By: Iris Wiener
It was all about the fun at MCC’s annual Miscast gala on March 26th. Some of Broadway’s best were in attendance, performing songs from roles in which they would never be cast. Because the event honored Tony winner, three-time Emmy winner, Academy Award nominee and current star of Three Tall Women, Laurie Metcalf (on the eve of Roseanne’s return to prime time, no less!), guests on the red carpet shared their adoration for the actor, as well as favorite songs that they’d never get to perform for any audience….unless they happened to be overheard in the shower.
Before taking the stage to perform Jamie Wellerstein’s number, “Shiksa Goddess” from The Last Five Years (because “Jason Robert Brown said she was too Jewish to play female protagonist Cathy”), she admitted that she loves to belt The Color Purple tunes when no one is around to hear. She also wouldn’t mind joining Frozen co-star Greg Hildreth (Olaf) to break out into her own version of “What Do You Know About Love?,” a number usually performed by Anna and Kristoff. “Elsa and Olaf could rock that. We’ll have to work on a little B-version of it,“ she joked. Jeremy Jordan said he goes for broke with Etta James’ “At Last,” but brought down the house at the Hammerstein Ballroom with co-performer Sara Bareilles’ “She Used to Be Mine” (the 11 o’clock number in Waitress). “You got the part,” joked Bareilles to Jordan.
The new star of NBC’s Rise, Auli’I Cravalho, known for her stunning vocals as the voice of Moana, says that her empty home often gets treated to Cardi B’s “Bodack Yellow.” “Fun fact, I don’t sing in the shower because I honest to god think that I’m going to drown,” she laughed. “But I feel like something of a rap goddess when I sing it. I usually sing it softly before I go to sleep because I’m going to be so lit before I got to bed. This way I wake up a better person and never say that out loud again.” Until the next evening, of course. Cravalho went on to perform a little ditty that she thought she was plucking from obscurity, West Side Story’s “Something’s Coming.”

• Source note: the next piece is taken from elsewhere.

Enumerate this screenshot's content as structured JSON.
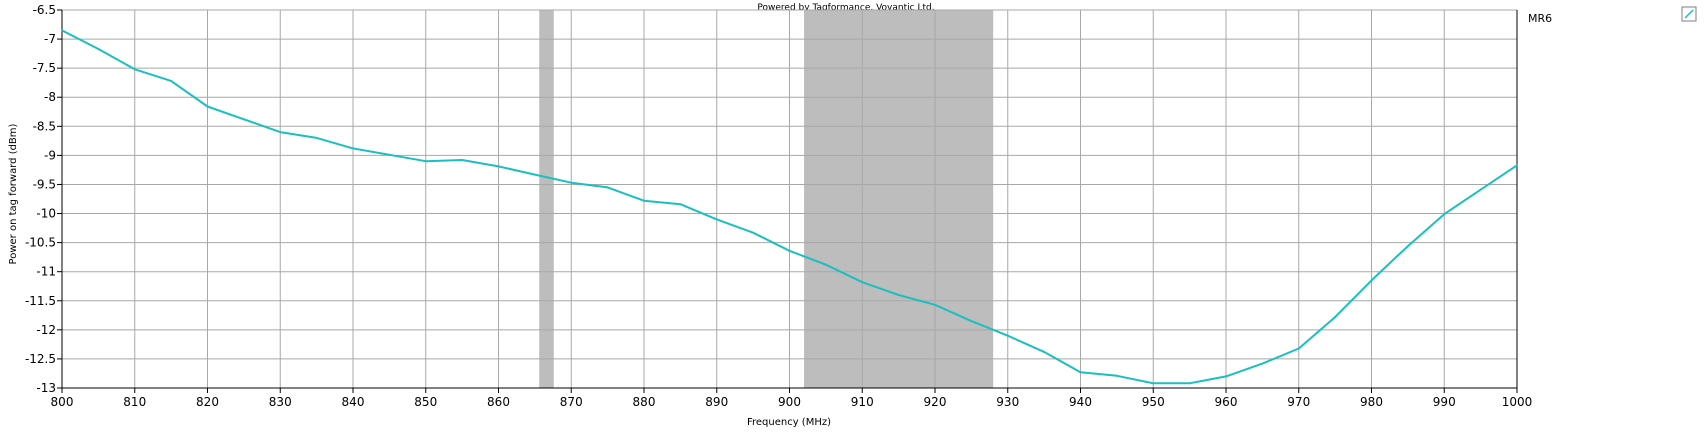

Hamilton’s James Monroe Iglehart stole the evening as he stepped into Anjelica’s shoes for the hit musical’s showstopper, “Satisfied.” With an assist from current Eliza, Lexi Lawson, and former Alexander Hamilton, Javier Munoz, which came complete with the now-iconic hand kiss and escort, the number was a unique treat. Iglehart told Theaterlife that his go-to song involves emulating another leading lady- Angela Lansbury in Sweeney Todd. “I love ‘Worst Pies in London,’” he said, singing a few impromptu lyrics.
Other numbers that brought the audience to its feet included Once on This Island’s Alex Newell’s finale, an earth-shaking rendition of “This is Me” (though it is a number that could actually be performed by the actor, so it wasn’t exactly an example of “miscasting”). The Band’s Visit’s Katrina Lenk made an entrance with Fiddler on the Roof’s “If I Were a Rich Man,” even taking on the fiddle solos with her hidden talent on the instrument. Spongebob Squarepants’ Gavin Lee, Ethan Slater and Wesley Taylor admitted to Theaterlife that they would love to take on girl bands at Miscast, and even suggested Spice Girls, Dixie Chicks and Destiny’s Child (respectively) as groups well-suited for the trio. Instead, they were hysterically brilliant as April, Kathy and Marta in Company, performing “You Could Drive a Person Crazy” with ridiculously fun choreography by Mark Myars.
Sara Bareilles performed the most poignant song of the evening, Ragtime’s “Make Them Hear You,” flanked by images of women marching for equal rights. Though many women were celebrated throughout the evening, all minds were on the guest of honor, who was flanked by her two daughters, Mae Akins and Young Sheldon’s Zoe Perry. “I love Laurie,” said Jordan. “I got to work with her recently because she plays my mom on Supergirl. It hasn’t aired yet, but her character is an okay mom. Well, not the best mom. You’ll see!” he laughed.
Metcalf’s co-star in A Doll’s House, Part 2, Jayne Houdyshell, said that any year would be a good year to celebrate Metcalf. “I think that the trajectory and body of work that she has done over her lifetime thus far is quite phenomenal,” she said. “Her range is boundless. I’m just glad that she’s one of the strong women who has been out there for the long haul and will be there for the future as well.”
There are no limits to the affection Lady Bird director Greta Gerwig has for Metcalf. “Laurie is one of my very favorite actresses who has ever lived, and the fact that I got to work with her as a director was just a tremendous gift,” she told Theaterlife of working with her on the Academy Award-nominated film. “Honestly, if anybody says to me Laurie Metcalf is involved, I will for the rest of my life jump to do it. I owe her everything and any excuse that I have to talk about how brilliant she is, I’ll take it. She’s a goddess!”